President-John-MahamaThe Methodist Bishop of the Obuasi Diocese, Rt. Rev. Stephen R. Bosomtwe-Ayensu, has condemned attitudes and behaviours of the government and its officers which have rendered the nation “bankrupt”.

Speaking at the 16th Annual Synod of the church in the gold-mining town of Obuasi, the Methodist Clergy said: “Let us all be thankful to God that the real state of Ghana’s economy is well told. It is published that the economy of our dear country is down to the bones, but the question is, who ate the flesh, and where were the guards when the meat was being eaten?”

He said President John Dramani Mahama and officials of his administration owed the people of Ghana an explanation.

The Methodist Bishop continued: “I strongly believe that some Ghanaians know the eaters, and since government cannot do it all alone, why would Ghanaians not be bold, and for the sake of the betterment of Ghana, expose those choppers to return the leftovers to the national coffers.”

Rt. Rev. Bosomtwe-Ayensu said since the government had failed to guard against certain behaviours and attitudes of officers of the administration which “have rendered this nation bankrupt, it now behooves on each and every one of us to work harder to put some flesh on these bones, to enable the economy live again.”

While encouraging Ghanaians to work harder to improve the country’s economy, the Methodist Bishop asked the government to ensure that the needs of striking members of various national institutions were met.

“It is amazing and disturbing to hear that the bones, which we think are of no use, are also being fought over and packed into other people’s car boots. Synod will plead with the ‘Powers-that-be’ that if the bones were there at all, give some portions to members of the various striking institutions.”

On the ongoing galamsey menace, the Rt. Rev.

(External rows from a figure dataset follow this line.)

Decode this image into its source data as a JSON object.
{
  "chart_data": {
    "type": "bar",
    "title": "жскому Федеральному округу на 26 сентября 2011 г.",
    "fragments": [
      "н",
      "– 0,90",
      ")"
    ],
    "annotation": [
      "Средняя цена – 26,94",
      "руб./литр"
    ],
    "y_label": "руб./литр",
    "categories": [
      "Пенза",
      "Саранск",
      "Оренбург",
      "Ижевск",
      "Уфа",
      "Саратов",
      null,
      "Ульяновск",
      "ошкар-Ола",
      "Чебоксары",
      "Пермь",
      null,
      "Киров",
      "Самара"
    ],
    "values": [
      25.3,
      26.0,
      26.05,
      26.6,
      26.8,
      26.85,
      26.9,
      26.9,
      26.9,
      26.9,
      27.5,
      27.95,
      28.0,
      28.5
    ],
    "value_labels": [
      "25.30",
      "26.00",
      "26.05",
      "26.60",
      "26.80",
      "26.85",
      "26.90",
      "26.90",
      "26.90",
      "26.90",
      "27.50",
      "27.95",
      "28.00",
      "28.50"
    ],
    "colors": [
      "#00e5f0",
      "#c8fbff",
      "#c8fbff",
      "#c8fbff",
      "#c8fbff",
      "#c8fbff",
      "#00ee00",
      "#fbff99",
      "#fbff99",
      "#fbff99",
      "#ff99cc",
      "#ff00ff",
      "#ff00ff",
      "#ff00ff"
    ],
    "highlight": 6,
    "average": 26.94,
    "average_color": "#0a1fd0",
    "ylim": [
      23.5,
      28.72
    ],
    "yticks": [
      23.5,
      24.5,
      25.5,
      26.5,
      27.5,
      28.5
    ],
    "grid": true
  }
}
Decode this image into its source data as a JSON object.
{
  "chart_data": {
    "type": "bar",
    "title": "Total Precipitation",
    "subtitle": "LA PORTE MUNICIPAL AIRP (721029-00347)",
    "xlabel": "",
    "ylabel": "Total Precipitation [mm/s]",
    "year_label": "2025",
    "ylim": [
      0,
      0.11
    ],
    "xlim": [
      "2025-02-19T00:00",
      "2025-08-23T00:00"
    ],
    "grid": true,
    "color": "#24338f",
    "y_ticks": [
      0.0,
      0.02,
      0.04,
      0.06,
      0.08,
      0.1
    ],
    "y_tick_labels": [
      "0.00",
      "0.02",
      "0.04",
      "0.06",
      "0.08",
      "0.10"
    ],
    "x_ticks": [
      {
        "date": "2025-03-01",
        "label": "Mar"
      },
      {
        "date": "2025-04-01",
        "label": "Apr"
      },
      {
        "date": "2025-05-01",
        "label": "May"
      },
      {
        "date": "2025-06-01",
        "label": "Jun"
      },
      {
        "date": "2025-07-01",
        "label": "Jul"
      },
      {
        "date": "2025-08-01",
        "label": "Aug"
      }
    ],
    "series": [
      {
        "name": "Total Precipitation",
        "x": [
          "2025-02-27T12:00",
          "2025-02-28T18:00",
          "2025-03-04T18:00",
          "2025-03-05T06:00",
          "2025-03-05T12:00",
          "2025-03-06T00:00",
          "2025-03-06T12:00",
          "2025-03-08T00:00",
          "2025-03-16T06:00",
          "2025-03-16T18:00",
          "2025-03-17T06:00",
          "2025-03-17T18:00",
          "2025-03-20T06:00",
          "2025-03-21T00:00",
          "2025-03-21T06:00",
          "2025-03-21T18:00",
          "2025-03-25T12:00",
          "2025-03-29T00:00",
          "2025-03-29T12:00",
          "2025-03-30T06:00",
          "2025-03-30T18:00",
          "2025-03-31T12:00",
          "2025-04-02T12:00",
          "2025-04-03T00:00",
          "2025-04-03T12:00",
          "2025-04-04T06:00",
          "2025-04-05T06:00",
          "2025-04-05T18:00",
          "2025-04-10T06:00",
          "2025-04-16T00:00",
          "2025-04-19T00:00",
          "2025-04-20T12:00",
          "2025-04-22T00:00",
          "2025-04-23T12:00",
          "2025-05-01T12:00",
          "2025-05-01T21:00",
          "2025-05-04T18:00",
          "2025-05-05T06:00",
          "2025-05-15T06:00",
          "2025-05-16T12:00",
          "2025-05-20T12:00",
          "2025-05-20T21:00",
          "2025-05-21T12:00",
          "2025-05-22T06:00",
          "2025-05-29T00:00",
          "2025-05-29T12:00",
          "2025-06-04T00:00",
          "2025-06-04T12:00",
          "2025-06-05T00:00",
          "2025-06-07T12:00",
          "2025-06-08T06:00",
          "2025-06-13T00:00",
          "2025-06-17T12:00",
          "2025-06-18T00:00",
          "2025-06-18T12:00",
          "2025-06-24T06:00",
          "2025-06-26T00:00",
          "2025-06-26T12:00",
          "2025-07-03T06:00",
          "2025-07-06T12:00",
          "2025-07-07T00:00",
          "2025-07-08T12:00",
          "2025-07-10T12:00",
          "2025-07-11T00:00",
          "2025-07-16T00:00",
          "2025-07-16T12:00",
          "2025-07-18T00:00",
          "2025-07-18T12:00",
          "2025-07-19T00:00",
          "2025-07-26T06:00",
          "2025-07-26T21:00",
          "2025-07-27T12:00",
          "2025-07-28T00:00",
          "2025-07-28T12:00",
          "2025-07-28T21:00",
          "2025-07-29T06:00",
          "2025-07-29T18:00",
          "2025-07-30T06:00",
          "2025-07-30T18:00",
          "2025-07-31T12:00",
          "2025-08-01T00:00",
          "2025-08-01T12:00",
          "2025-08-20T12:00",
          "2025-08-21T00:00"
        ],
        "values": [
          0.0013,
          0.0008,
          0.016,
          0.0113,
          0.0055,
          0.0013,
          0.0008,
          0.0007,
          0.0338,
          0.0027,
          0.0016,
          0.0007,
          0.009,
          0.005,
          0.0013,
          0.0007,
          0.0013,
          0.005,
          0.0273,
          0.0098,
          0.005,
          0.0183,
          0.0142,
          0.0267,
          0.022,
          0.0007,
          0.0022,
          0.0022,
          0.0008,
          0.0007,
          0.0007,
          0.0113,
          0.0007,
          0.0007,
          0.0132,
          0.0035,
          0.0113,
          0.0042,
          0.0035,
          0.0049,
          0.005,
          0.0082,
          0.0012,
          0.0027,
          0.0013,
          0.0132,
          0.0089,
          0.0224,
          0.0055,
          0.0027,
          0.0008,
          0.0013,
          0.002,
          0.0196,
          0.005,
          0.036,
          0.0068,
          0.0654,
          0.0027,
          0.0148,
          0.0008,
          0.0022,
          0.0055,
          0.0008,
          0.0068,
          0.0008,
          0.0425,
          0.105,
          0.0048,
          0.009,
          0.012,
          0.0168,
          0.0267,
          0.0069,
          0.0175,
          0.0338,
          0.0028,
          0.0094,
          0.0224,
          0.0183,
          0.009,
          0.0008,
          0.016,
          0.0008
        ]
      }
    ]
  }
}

Bosomtwe-Ayensu asked the government to consider the legalisation of illegal mining (galamsey) activities for the benefit of the youth in the country.

He observed that the situation, where foreigners, especially Chinese, have taken the leadership positions in the business was not the best for the country and its youth.

In his State of the Nation Address to Parliament last February, President John Dramani Mahama said the economy was up to the bare-bones.

It emerged that the government overspent its budget by GH¢8.7 billion cedis. Even the Presidential budget overshot its target by as much as GH¢600 million in 2012.